Martin Fayulu : « Félix Tshisekedi nous a tendu un guet-apens »

La marche initiée par la Coalition Article 64 (C64) a mal tourné ce mardi 15 septembre 2026 à Kinshasa, selon l’opposant Martin Fayulu. Il accuse le régime en place de leur avoir tendu un guet-apens à la hauteur de Limete, en plaçant les combattants de la Force du progrès, une structure rattachée à l’UDPS munie d’armes blanches, devant les policiers censés sécuriser les manifestants.

Devant la presse, l’opposant dit avoir eu la vie sauve grâce à garde rapprochée, qui lui a conseillé d’opérer un demi-tour.

« Je n'ai pas marché, ça m'a cueilli à froid. Comme j'ai détalé, parce qu'il fallait détaler. C'était une course de front », témoigne Martin Fayulu, à la vue des combattants de la Force du progrès qui « étaient à trois mètres de moi avec des machettes ». 

Il accuse Félix Tshisekedi d’avoir tendu un guet-apens aux manifestants :

« Il (Tshisekedi) prend ses éléments de la Force du progrès avec les policiers qui étaient supposés nous sécuriser (...) On avance. On voit maintenant les policiers en train de lancer des tirs de gaz lacrymogènes vers chez nous. Et maintenant, il met la force du progrès au-devant d'eux avec des machettes ».

De son côté, la Police, contactée après-midi par Radio Okapi, disait ne pas disposer de rapport sur cet incident, ses unités étant ont encore déployées à travers la ville.

A travers le pays

La Coalition Article 64 (C64) avait appelé à une marche pacifique ce mardi 15 septembre 2026 à travers le pays pour s’opposer à tout projet de changement de la Constitution et dénoncer ce qu’elle considère comme une possible voie vers un troisième mandat du Président Félix Tshisekedi.

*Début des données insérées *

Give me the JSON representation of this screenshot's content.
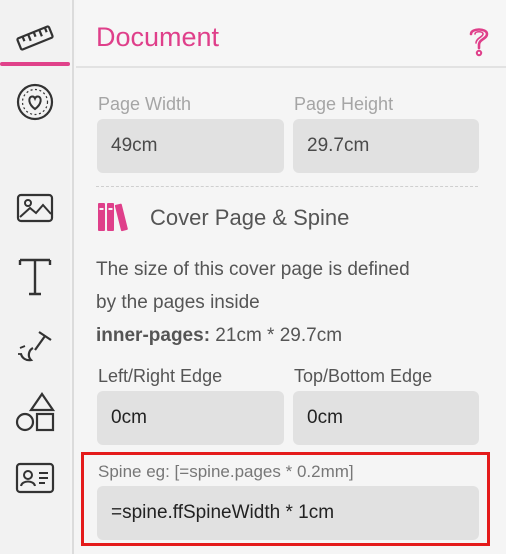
{
  "toolbar": {
    "tools": [
      {
        "icon": "ruler-icon",
        "active": true
      },
      {
        "icon": "heart-circle-icon",
        "active": false
      },
      {
        "icon": "image-icon",
        "active": false
      },
      {
        "icon": "text-icon",
        "active": false
      },
      {
        "icon": "brush-icon",
        "active": false
      },
      {
        "icon": "shapes-icon",
        "active": false
      },
      {
        "icon": "id-card-icon",
        "active": false
      }
    ]
  },
  "panel": {
    "title": "Document",
    "help_icon": "question-icon",
    "page_width_label": "Page Width",
    "page_width_value": "49cm",
    "page_height_label": "Page Height",
    "page_height_value": "29.7cm",
    "section_icon": "books-icon",
    "section_title": "Cover Page & Spine",
    "desc_line1": "The size of this cover page is defined",
    "desc_line2": "by the pages inside",
    "desc_bold": "inner-pages:",
    "desc_size": " 21cm * 29.7cm",
    "lr_edge_label": "Left/Right Edge",
    "lr_edge_value": "0cm",
    "tb_edge_label": "Top/Bottom Edge",
    "tb_edge_value": "0cm",
    "spine_label": "Spine eg: [=spine.pages * 0.2mm]",
    "spine_value": "=spine.ffSpineWidth * 1cm"
  },
  "colors": {
    "accent": "#df3f8a",
    "highlight": "#e41a1a"
  }
}
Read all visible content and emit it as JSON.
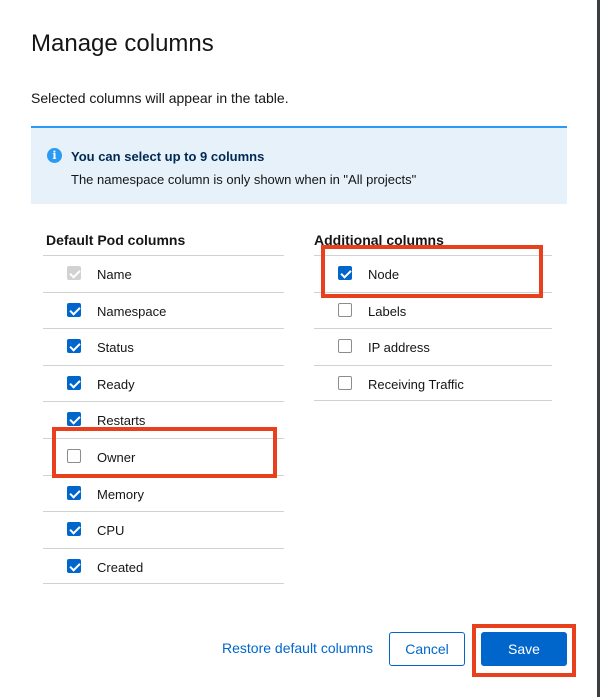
{
  "modal": {
    "title": "Manage columns",
    "description": "Selected columns will appear in the table."
  },
  "alert": {
    "icon": "info-icon",
    "title": "You can select up to 9 columns",
    "body": "The namespace column is only shown when in \"All projects\""
  },
  "default_columns": {
    "title": "Default Pod columns",
    "items": [
      {
        "label": "Name",
        "checked": true,
        "disabled": true
      },
      {
        "label": "Namespace",
        "checked": true,
        "disabled": false
      },
      {
        "label": "Status",
        "checked": true,
        "disabled": false
      },
      {
        "label": "Ready",
        "checked": true,
        "disabled": false
      },
      {
        "label": "Restarts",
        "checked": true,
        "disabled": false
      },
      {
        "label": "Owner",
        "checked": false,
        "disabled": false
      },
      {
        "label": "Memory",
        "checked": true,
        "disabled": false
      },
      {
        "label": "CPU",
        "checked": true,
        "disabled": false
      },
      {
        "label": "Created",
        "checked": true,
        "disabled": false
      }
    ]
  },
  "additional_columns": {
    "title": "Additional columns",
    "items": [
      {
        "label": "Node",
        "checked": true,
        "disabled": false
      },
      {
        "label": "Labels",
        "checked": false,
        "disabled": false
      },
      {
        "label": "IP address",
        "checked": false,
        "disabled": false
      },
      {
        "label": "Receiving Traffic",
        "checked": false,
        "disabled": false
      }
    ]
  },
  "footer": {
    "restore_label": "Restore default columns",
    "cancel_label": "Cancel",
    "save_label": "Save"
  },
  "colors": {
    "primary": "#0066cc",
    "highlight": "#e8401c",
    "alert_bg": "#e7f1fa"
  }
}
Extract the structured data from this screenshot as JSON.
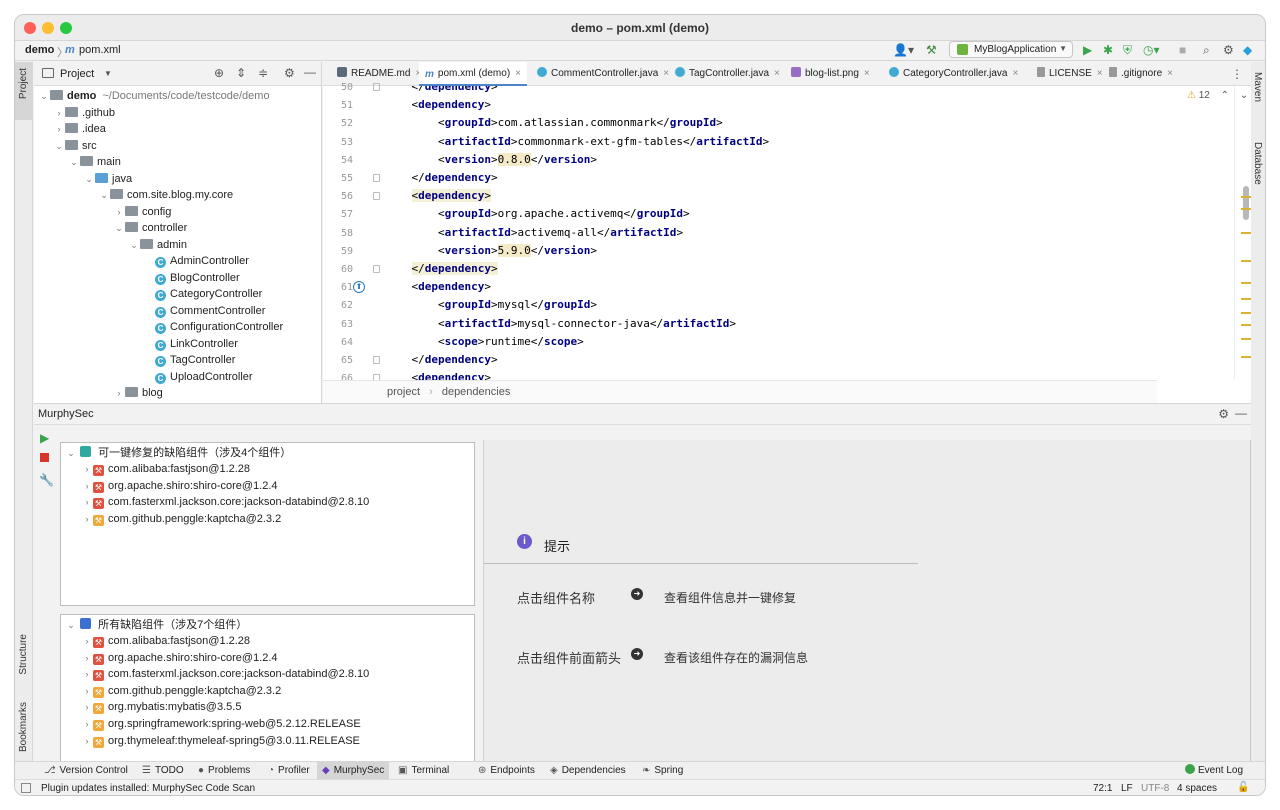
{
  "window": {
    "title": "demo – pom.xml (demo)"
  },
  "nav": {
    "project": "demo",
    "sep": "〉",
    "file": "pom.xml",
    "run_config": "MyBlogApplication"
  },
  "left_strip": {
    "project": "Project",
    "structure": "Structure",
    "bookmarks": "Bookmarks"
  },
  "right_strip": {
    "maven": "Maven",
    "database": "Database"
  },
  "project_panel": {
    "title": "Project",
    "tree": [
      {
        "label": "demo",
        "suffix": "~/Documents/code/testcode/demo",
        "arrow": "⌄",
        "kind": "folder"
      },
      {
        "label": ".github",
        "arrow": "›",
        "kind": "folder"
      },
      {
        "label": ".idea",
        "arrow": "›",
        "kind": "folder"
      },
      {
        "label": "src",
        "arrow": "⌄",
        "kind": "folder"
      },
      {
        "label": "main",
        "arrow": "⌄",
        "kind": "folder"
      },
      {
        "label": "java",
        "arrow": "⌄",
        "kind": "folder-blue"
      },
      {
        "label": "com.site.blog.my.core",
        "arrow": "⌄",
        "kind": "folder"
      },
      {
        "label": "config",
        "arrow": "›",
        "kind": "folder"
      },
      {
        "label": "controller",
        "arrow": "⌄",
        "kind": "folder"
      },
      {
        "label": "admin",
        "arrow": "⌄",
        "kind": "folder"
      },
      {
        "label": "AdminController",
        "arrow": "",
        "kind": "class"
      },
      {
        "label": "BlogController",
        "arrow": "",
        "kind": "class"
      },
      {
        "label": "CategoryController",
        "arrow": "",
        "kind": "class"
      },
      {
        "label": "CommentController",
        "arrow": "",
        "kind": "class"
      },
      {
        "label": "ConfigurationController",
        "arrow": "",
        "kind": "class"
      },
      {
        "label": "LinkController",
        "arrow": "",
        "kind": "class"
      },
      {
        "label": "TagController",
        "arrow": "",
        "kind": "class"
      },
      {
        "label": "UploadController",
        "arrow": "",
        "kind": "class"
      },
      {
        "label": "blog",
        "arrow": "›",
        "kind": "folder"
      }
    ]
  },
  "editor": {
    "tabs": [
      {
        "label": "README.md",
        "active": false
      },
      {
        "label": "pom.xml (demo)",
        "active": true
      },
      {
        "label": "CommentController.java",
        "active": false
      },
      {
        "label": "TagController.java",
        "active": false
      },
      {
        "label": "blog-list.png",
        "active": false
      },
      {
        "label": "CategoryController.java",
        "active": false
      },
      {
        "label": "LICENSE",
        "active": false
      },
      {
        "label": ".gitignore",
        "active": false
      }
    ],
    "warnings": "12",
    "lines": [
      {
        "n": "50",
        "indent": "    ",
        "pre": "</",
        "tag": "dependency",
        "post": ">",
        "text": "",
        "close": ""
      },
      {
        "n": "51",
        "indent": "    ",
        "pre": "<",
        "tag": "dependency",
        "post": ">",
        "text": "",
        "close": ""
      },
      {
        "n": "52",
        "indent": "        ",
        "pre": "<",
        "tag": "groupId",
        "post": ">",
        "text": "com.atlassian.commonmark",
        "close": "groupId"
      },
      {
        "n": "53",
        "indent": "        ",
        "pre": "<",
        "tag": "artifactId",
        "post": ">",
        "text": "commonmark-ext-gfm-tables",
        "close": "artifactId"
      },
      {
        "n": "54",
        "indent": "        ",
        "pre": "<",
        "tag": "version",
        "post": ">",
        "text": "0.8.0",
        "close": "version",
        "hl": true
      },
      {
        "n": "55",
        "indent": "    ",
        "pre": "</",
        "tag": "dependency",
        "post": ">",
        "text": "",
        "close": ""
      },
      {
        "n": "56",
        "indent": "    ",
        "pre": "<",
        "tag": "dependency",
        "post": ">",
        "text": "",
        "close": "",
        "bg": true
      },
      {
        "n": "57",
        "indent": "        ",
        "pre": "<",
        "tag": "groupId",
        "post": ">",
        "text": "org.apache.activemq",
        "close": "groupId"
      },
      {
        "n": "58",
        "indent": "        ",
        "pre": "<",
        "tag": "artifactId",
        "post": ">",
        "text": "activemq-all",
        "close": "artifactId"
      },
      {
        "n": "59",
        "indent": "        ",
        "pre": "<",
        "tag": "version",
        "post": ">",
        "text": "5.9.0",
        "close": "version",
        "hl": true
      },
      {
        "n": "60",
        "indent": "    ",
        "pre": "</",
        "tag": "dependency",
        "post": ">",
        "text": "",
        "close": "",
        "bg": true
      },
      {
        "n": "61",
        "indent": "    ",
        "pre": "<",
        "tag": "dependency",
        "post": ">",
        "text": "",
        "close": ""
      },
      {
        "n": "62",
        "indent": "        ",
        "pre": "<",
        "tag": "groupId",
        "post": ">",
        "text": "mysql",
        "close": "groupId"
      },
      {
        "n": "63",
        "indent": "        ",
        "pre": "<",
        "tag": "artifactId",
        "post": ">",
        "text": "mysql-connector-java",
        "close": "artifactId"
      },
      {
        "n": "64",
        "indent": "        ",
        "pre": "<",
        "tag": "scope",
        "post": ">",
        "text": "runtime",
        "close": "scope"
      },
      {
        "n": "65",
        "indent": "    ",
        "pre": "</",
        "tag": "dependency",
        "post": ">",
        "text": "",
        "close": ""
      },
      {
        "n": "66",
        "indent": "    ",
        "pre": "<",
        "tag": "dependency",
        "post": ">",
        "text": "",
        "close": ""
      }
    ],
    "breadcrumb": [
      "project",
      "dependencies"
    ]
  },
  "murphy": {
    "title": "MurphySec",
    "fixable": {
      "header": "可一键修复的缺陷组件（涉及4个组件）",
      "items": [
        {
          "label": "com.alibaba:fastjson@1.2.28",
          "level": "red"
        },
        {
          "label": "org.apache.shiro:shiro-core@1.2.4",
          "level": "red"
        },
        {
          "label": "com.fasterxml.jackson.core:jackson-databind@2.8.10",
          "level": "red"
        },
        {
          "label": "com.github.penggle:kaptcha@2.3.2",
          "level": "org"
        }
      ]
    },
    "all": {
      "header": "所有缺陷组件（涉及7个组件）",
      "items": [
        {
          "label": "com.alibaba:fastjson@1.2.28",
          "level": "red"
        },
        {
          "label": "org.apache.shiro:shiro-core@1.2.4",
          "level": "red"
        },
        {
          "label": "com.fasterxml.jackson.core:jackson-databind@2.8.10",
          "level": "red"
        },
        {
          "label": "com.github.penggle:kaptcha@2.3.2",
          "level": "org"
        },
        {
          "label": "org.mybatis:mybatis@3.5.5",
          "level": "org"
        },
        {
          "label": "org.springframework:spring-web@5.2.12.RELEASE",
          "level": "org"
        },
        {
          "label": "org.thymeleaf:thymeleaf-spring5@3.0.11.RELEASE",
          "level": "org"
        }
      ]
    },
    "tips": {
      "title": "提示",
      "row1_label": "点击组件名称",
      "row1_desc": "查看组件信息并一键修复",
      "row2_label": "点击组件前面箭头",
      "row2_desc": "查看该组件存在的漏洞信息"
    }
  },
  "tool_tabs": [
    {
      "label": "Version Control",
      "icon": "⎇",
      "active": false
    },
    {
      "label": "TODO",
      "icon": "☰",
      "active": false
    },
    {
      "label": "Problems",
      "icon": "●",
      "active": false
    },
    {
      "label": "Profiler",
      "icon": "◔",
      "active": false
    },
    {
      "label": "MurphySec",
      "icon": "◆",
      "active": true
    },
    {
      "label": "Terminal",
      "icon": "▣",
      "active": false
    },
    {
      "label": "Endpoints",
      "icon": "⊛",
      "active": false
    },
    {
      "label": "Dependencies",
      "icon": "◈",
      "active": false
    },
    {
      "label": "Spring",
      "icon": "❧",
      "active": false
    }
  ],
  "event_log": "Event Log",
  "status": {
    "message": "Plugin updates installed: MurphySec Code Scan",
    "position": "72:1",
    "line_sep": "LF",
    "encoding": "UTF-8",
    "indent": "4 spaces"
  },
  "colors": {
    "accent": "#4a86c8",
    "vuln_high": "#e05240",
    "vuln_mid": "#f0a83a",
    "xml_tag": "#000080",
    "run_green": "#3aa34b"
  }
}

La mobilisation a été diversement suivie : à Kinshasa, des militants de l’opposition se sont notamment rassemblés à l’Echangeur de Limete et à Bandalungwa.

A Matadi, Lubumbashi, Kananga, Kisangani et Kindu, plusieurs rassemblements ont été empêchés ou dispersés par les forces de l’ordre. A Kananga, des gaz lacrymogènes ont été utilisés et plusieurs militants interpellés. A Bandundu, en revanche, la marche a eu lieu.

Dans plusieurs villes, les autorités avaient interdit les manifestations, invoquant notamment des raisons de sécurité et, à certains endroits, la présence du virus Ebola.